Clint shrugs ironically at this memory. By this time he was increasingly preoccupied by Maggie’s rapidly impending delivery, increasingly impatient with delays in production, which by early May was a month over schedule. Film and nature were now in a race to the finish line, with Clint equally impotent to speed up the former or slow down the latter. While he seethed, his parents came down to Los Angeles to be with Maggie, and his father called Clint to tell him that the birth was no more than a few days off. Two more days, Clint said. Two more days and I’ll be out of here. “Just hold tight,” he said to his wife.

But that was impossible. Kyle Eastwood was born in St. John’s Hospital, in Santa Monica, on Sunday, May 19, 1968. In London, Burton’s response was predictable: “Let’s go out and celebrate.” So was Clint’s. “Wait a second,” he said. “I don’t want to go out drinking in pubs. I want to get the hell out of here.” A day or two later, he did.

Despite the fact that Clint’s character in
Where Eagles Dare
was the most abstract figure he ever played—a pure killing machine, vouchsafed not a single humanizing moment, romantic or comic—it did not stir the kind of agitated comment his work for Leone had or his work as Dirty Harry soon would. This is the more remarkable when one recalls that it went into release in 1969, when antiwar sentiments were at their height in the United States and such headlong displays of ‘“traditional” masculinity were at a deep discount in the better cultural circles.
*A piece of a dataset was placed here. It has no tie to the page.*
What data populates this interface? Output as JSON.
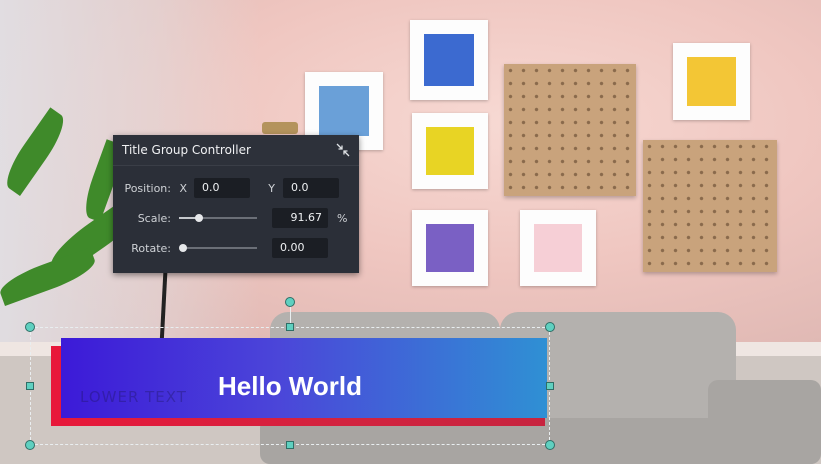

But this was the kind of film that does not bring out the best in critics and no one had anything very interesting to say about it.
Time
dubbed it “Mission Ridiculous,” and found it “melancholy” to see Burton in it.
Life
called it “inelegant” while Vincent Canby in
The New York Times
thought it had so many predictable situations that it threatened to become “as numbing as an overdose of novocaine,” but somehow didn’t. In general, the range of response to the movie was very narrow, from amiable dismissal to amiable indulgence—formulaic responses to formulaic filmmaking. The ironic appeal of
Where Eagles Dare
for a subversive, postmodernist like Quentin Tarantino is much more interesting to consider. In his films, typically, people get killed because they are in the wrong place at the wrong time—that is to say, they die quite whimsically, proving, at best, that we live in a chance universe. Equally typically,
his films—like Leone’s, like any that actually make us feel the astonishment of sudden, violent death—are criticized because they offer no obvious moral justification for the deaths they deal out; lack of same, in fact, being their basic moral point. Thus in Tarantino’s remarks about this movie one may read a sort of seriocomic envy for the ease and simplicity with which moral questions about mass mayhem, at least as absurd as any presented in
Reservoir Dogs
or
Pulp Fiction
(or
The Good, the Bad, and the Ugly
), are elided.

The nameless creatures who die so unceremoniously, without evoking more than a bemused response from the audience, are brothers under the skin to Tarantino’s wrong place—wrong time victims. The thought that, in reality, these German soldiers were probably draftees, that some of them must surely have doubted the cause that obliged their service, that most of them must just have been dumb kids like so many of our own soldiers, does not occur to us, especially since they are slaughtered en masse, impersonally, usually at some distance from the camera. Hey, they’re Nazis—and dumb Nazis at that. Let’s rub out a bunch more.